An intravenous (IV) line will be started in your hand or arm prior to the procedure for injection of medication and to administer IV fluids, if needed.
You will lie on your left side on a table or bed, but may be asked to change position during the procedure.
You will be connected to an ECG monitor that records the electrical activity of the heart and monitors the heart during the procedure using small, adhesive electrodes. Your vital signs (heart rate, blood pressure, breathing rate, and oxygenation level) will be monitored during the procedure.
The ECG tracing that will record the electrical activity of the heart will be compared to the images displayed on the echocardiogram monitor.
The room will be darkened so that the images on the echo monitor can be viewed by the technologist.
The technologist will place warmed gel on your chest and then place the transducer probe on the gel. You will feel a slight pressure as the technologist positions the transducer to get the desired image of your heart.
The dobutamine infusion will begin at a rate determined by your weight. The rate of the infusion will be increased every few minutes until you have reached your target heart rate (determined by the physician based on your age and physical condition), or until the maximum dose of dobutamine has been reached.
After the dobutamine is started and after each increase in the dobutamine rate, your blood pressure will be checked, an ECG tracing will be performed, and echocardiogram images will be obtained. The technologist will move the transducer probe around on your chest so that all areas and structures of your heart can be observed. The different echocardiogram techniques described above (M-mode, 2-D, Doppler, and color Doppler) may be used.

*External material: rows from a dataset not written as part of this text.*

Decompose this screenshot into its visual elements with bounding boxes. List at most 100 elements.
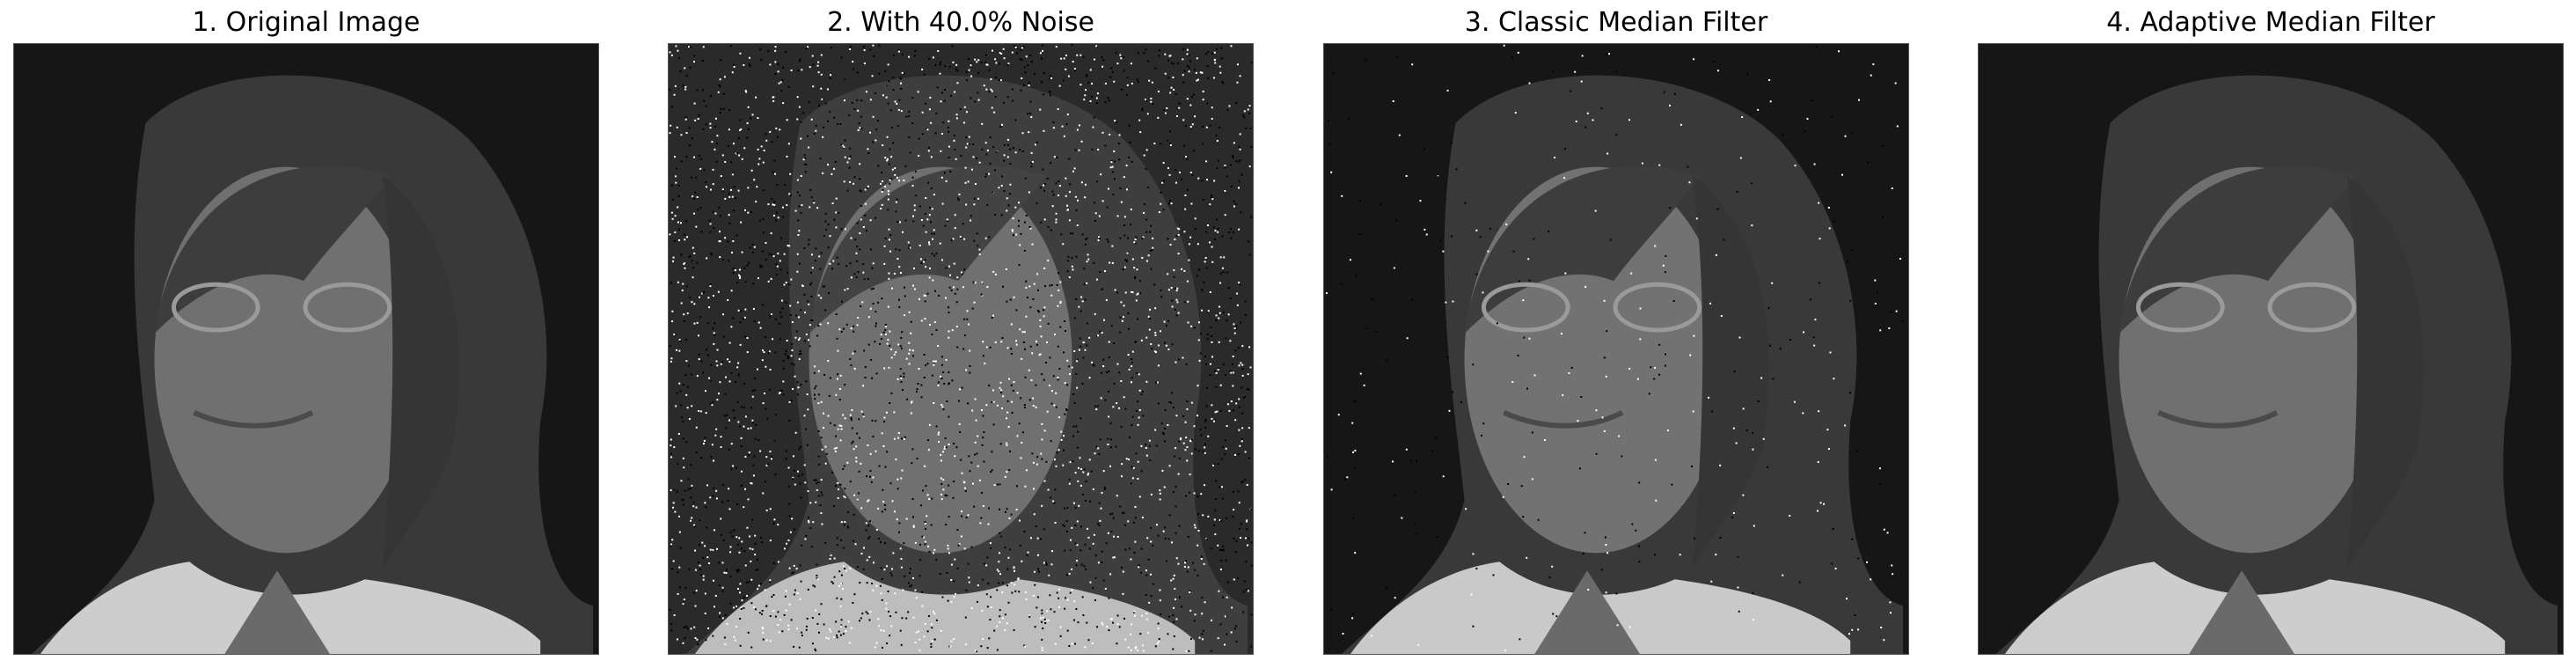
- noise-speck: [796, 179, 799, 181]
- noise-speck: [1019, 519, 1021, 522]
- noise-speck: [1018, 264, 1021, 267]
- noise-speck: [816, 207, 819, 209]
- noise-speck: [670, 211, 673, 214]
- noise-speck: [965, 70, 968, 73]
- noise-speck: [1059, 300, 1062, 303]
- noise-speck: [677, 56, 680, 59]
- noise-speck: [692, 195, 694, 198]
- noise-speck: [1052, 375, 1055, 378]
- noise-speck: [1108, 356, 1110, 359]
- noise-speck: [792, 478, 794, 481]
- noise-speck: [751, 395, 754, 398]
- noise-speck: [1809, 298, 1811, 301]
- noise-speck: [1416, 459, 1418, 462]
- noise-speck: [675, 405, 677, 407]
- noise-speck: [912, 267, 915, 269]
- noise-speck: [948, 383, 950, 385]
- noise-speck: [710, 456, 713, 459]
- noise-speck: [1889, 601, 1892, 604]
- noise-speck: [946, 572, 948, 575]
- noise-speck: [733, 186, 735, 188]
- noise-speck: [872, 44, 875, 47]
- noise-speck: [1032, 397, 1035, 400]
- noise-speck: [825, 228, 828, 231]
- noise-speck: [844, 78, 846, 81]
- noise-speck: [1157, 344, 1160, 347]
- noise-speck: [1220, 272, 1223, 275]
- noise-speck: [769, 508, 772, 510]
- noise-speck: [1101, 621, 1103, 624]
- noise-speck: [1109, 573, 1112, 576]
- noise-speck: [778, 82, 780, 84]
- noise-speck: [1174, 238, 1176, 240]
- noise-speck: [932, 56, 934, 59]
- noise-speck: [807, 135, 809, 137]
- noise-speck: [1460, 401, 1462, 404]
- noise-speck: [1236, 81, 1239, 84]
- noise-speck: [1071, 526, 1073, 529]
- noise-speck: [1086, 261, 1088, 263]
- noise-speck: [901, 617, 904, 620]
- noise-speck: [803, 464, 806, 466]
- noise-speck: [888, 239, 890, 241]
- noise-speck: [1163, 440, 1166, 443]
- noise-speck: [1354, 449, 1357, 451]
- noise-speck: [1009, 298, 1012, 301]
- noise-speck: [909, 151, 911, 154]
- noise-speck: [1240, 481, 1243, 484]
- noise-speck: [670, 545, 672, 547]
- noise-speck: [1218, 312, 1221, 314]
- noise-speck: [871, 583, 874, 585]
- noise-speck: [974, 183, 977, 186]
- noise-speck: [1183, 231, 1186, 233]
- noise-speck: [1131, 361, 1134, 363]
- noise-speck: [1327, 119, 1329, 121]
- noise-speck: [751, 548, 754, 551]
- noise-speck: [778, 631, 780, 634]
- noise-speck: [709, 285, 712, 288]
- noise-speck: [996, 625, 999, 628]
- noise-speck: [750, 169, 753, 172]
- noise-speck: [991, 106, 993, 109]
- noise-speck: [1118, 158, 1121, 161]
- noise-speck: [1076, 560, 1079, 562]
- noise-speck: [1213, 59, 1216, 62]
- noise-speck: [1679, 554, 1681, 556]
- noise-speck: [739, 583, 742, 585]
- noise-speck: [750, 482, 753, 485]
- noise-speck: [753, 320, 756, 323]
- noise-speck: [892, 142, 895, 144]
- noise-speck: [1204, 601, 1206, 604]
- noise-speck: [959, 108, 962, 111]
- noise-speck: [1080, 563, 1083, 566]
- noise-speck: [674, 215, 677, 217]
- noise-speck: [807, 300, 809, 303]
- noise-speck: [1130, 633, 1132, 635]
- noise-speck: [1080, 296, 1083, 298]
- noise-speck: [890, 356, 893, 359]
- portrait-classic-median: [1324, 44, 1908, 654]
- noise-speck: [1041, 373, 1043, 376]
- noise-speck: [1047, 488, 1050, 491]
- noise-speck: [1344, 478, 1347, 481]
- noise-speck: [800, 496, 802, 499]
- noise-speck: [907, 611, 910, 613]
- noise-speck: [1081, 233, 1084, 236]
- noise-speck: [729, 602, 732, 605]
- noise-speck: [767, 351, 770, 354]
- noise-speck: [1044, 285, 1047, 288]
- noise-speck: [1168, 143, 1171, 145]
- noise-speck: [858, 620, 860, 622]
- noise-speck: [881, 172, 883, 174]
- noise-speck: [824, 212, 827, 215]
- noise-speck: [1650, 366, 1652, 369]
- noise-speck: [898, 522, 901, 525]
- noise-speck: [955, 325, 958, 327]
- noise-speck: [1178, 228, 1181, 231]
- noise-speck: [1127, 237, 1130, 239]
- noise-speck: [956, 82, 959, 84]
- noise-speck: [1204, 446, 1206, 449]
- noise-speck: [805, 628, 808, 631]
- noise-speck: [1057, 107, 1059, 110]
- noise-speck: [996, 649, 999, 651]
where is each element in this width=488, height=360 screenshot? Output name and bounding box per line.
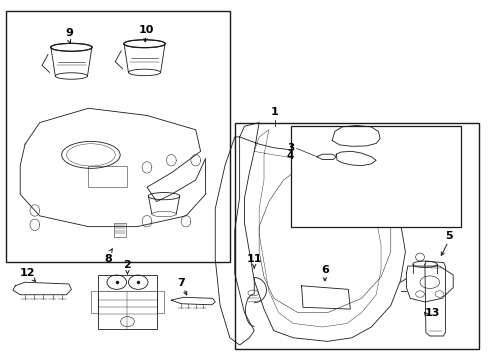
Bar xyxy=(234,123,478,348)
Text: 4: 4 xyxy=(286,150,294,161)
Text: 13: 13 xyxy=(424,308,439,318)
Bar xyxy=(290,126,461,226)
Text: 2: 2 xyxy=(123,260,131,270)
Bar xyxy=(98,275,157,329)
Text: 6: 6 xyxy=(320,265,328,275)
Bar xyxy=(114,223,126,237)
Text: 8: 8 xyxy=(104,253,112,264)
Bar xyxy=(5,12,229,262)
Text: 3: 3 xyxy=(286,143,294,153)
Bar xyxy=(91,291,98,313)
Text: 7: 7 xyxy=(177,278,184,288)
Text: 5: 5 xyxy=(445,231,452,241)
Bar xyxy=(88,166,127,187)
Bar xyxy=(157,291,163,313)
Text: 11: 11 xyxy=(246,254,262,264)
Text: 12: 12 xyxy=(20,267,35,278)
Text: 10: 10 xyxy=(138,25,153,35)
Text: 1: 1 xyxy=(270,107,278,117)
Text: 9: 9 xyxy=(65,28,73,39)
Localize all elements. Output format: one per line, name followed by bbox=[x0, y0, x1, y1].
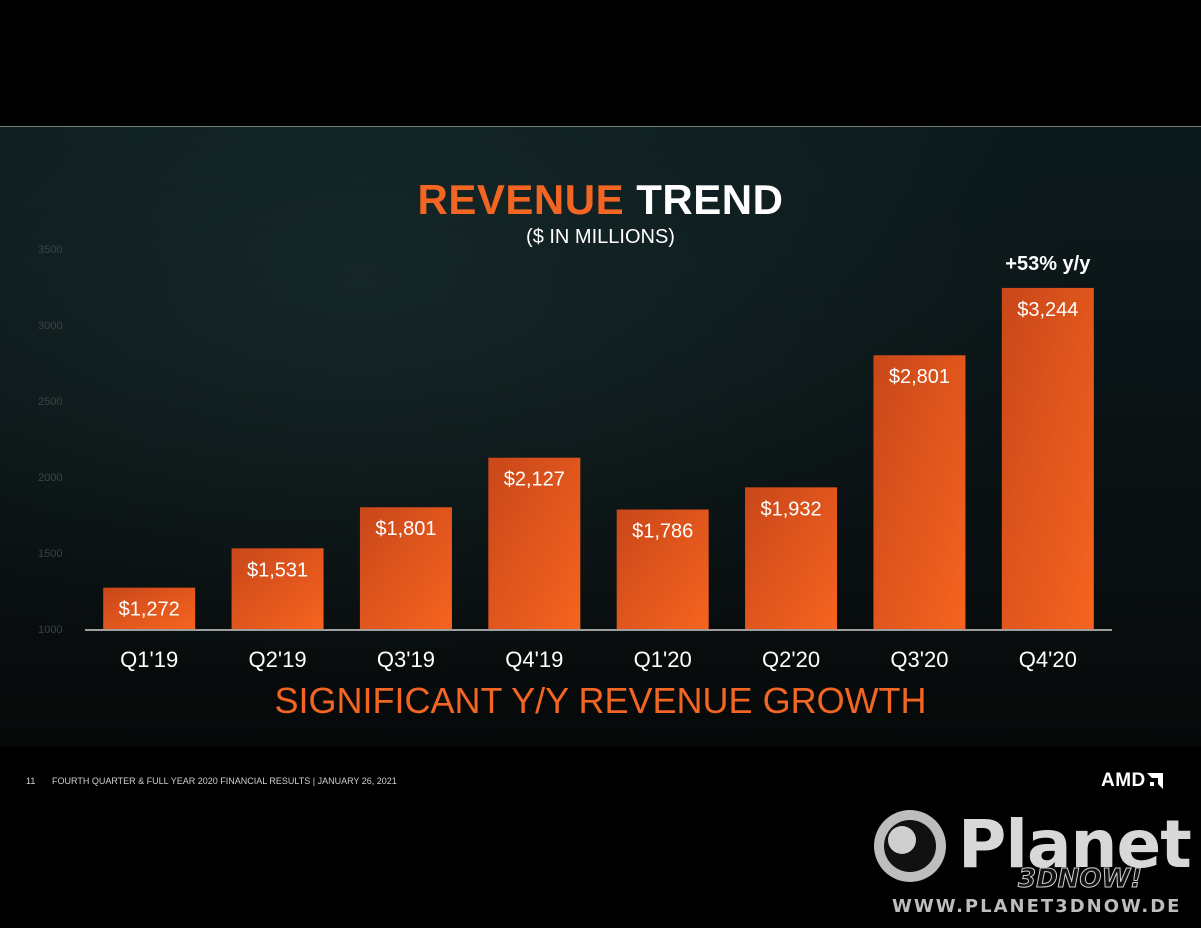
amd-logo: AMD bbox=[1101, 770, 1163, 792]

Once you have reached your target heart rate or the maximum amount of the dobutamine, the medication will be stopped. Your heart rate, blood pressure, ECG, and echo will continue to be monitored for 10 to 15 minutes until they have returned to the baseline state.
Once all the images have been taken, the technologist will wipe the gel from your chest, remove the ECG electrode pads, and remove the IV line. You may then put on your clothes.
You will not be aware of the different techniques except that during the Doppler or color Doppler, you may hear a "whoosh-whoosh" sound, which is the sound of the blood moving through the heart.
You should notify the technologist if you feel any chest pain, breathing difficulties, sweating, or heart palpitations.